I ended up biting down, cursing each hill, and finishing the race. I decided to just embrace the downhill stretches and use every curse word I knew to get through the uphills.
Putting my Experience to Work for me
I vowed never to feel that unprepared and broken (before a race ever really started) again. Never again! Now I prepare for the race day course by doing my research! Here are my steps:
- Go to the race’s website and find the course map & elevation map if they have it posted — most do. If they don’t, I recreated the course using MapMyRun.com — they’ll make an elevation map for you! They’ll look like this:
- Grab a notebook, pen/pencil, and calculator to start calculating inclines… Each of those peaks and valleys is a red flag in my mind and about this time in my training (week 4 or 5) I’m going to start incorporating hill runs in my training using either designed road courses that match or a treadmill.
- For each hill/valley, calculate total elevation increase in feet and divide by total distance run in feet — (using conversion relation 1 mile = 5,280 feet).
- This number, written as a percent, is the incline or grade of that portion of the course. On a treadmill, you can make a workout to run however far (quarter mile, full mile, etc…) at that incline to prep for race day.

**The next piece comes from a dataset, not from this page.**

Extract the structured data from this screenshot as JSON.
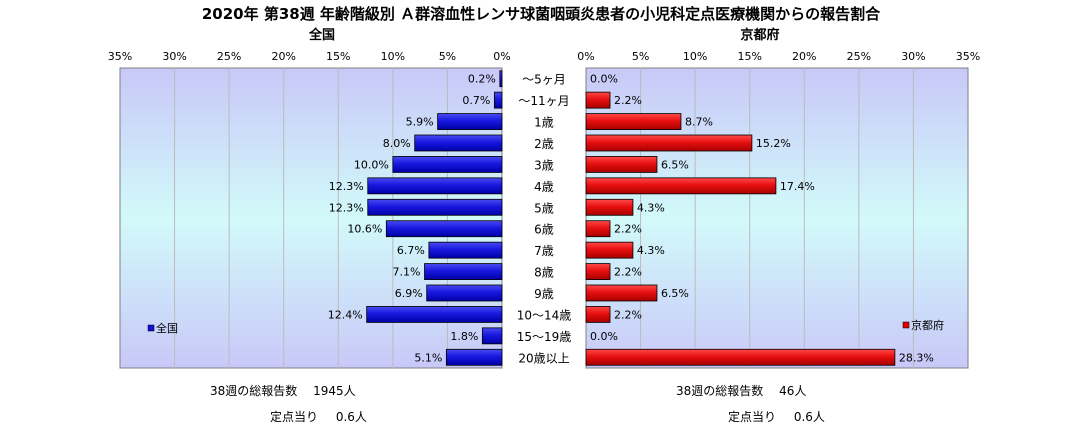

I’ll be working on this course later today and will provide updates on how this has impacted my training! Stay tuned!!
A quick note — I should mention that this route includes some highway running — the stretch from mile 7 to the end… THANK GOODNESS!! When I saw this, I swear I heard angels sing!
Do you train on hills?
How do you incorporate them into your workouts?
How else to you make sure you’re “Race Day Ready”?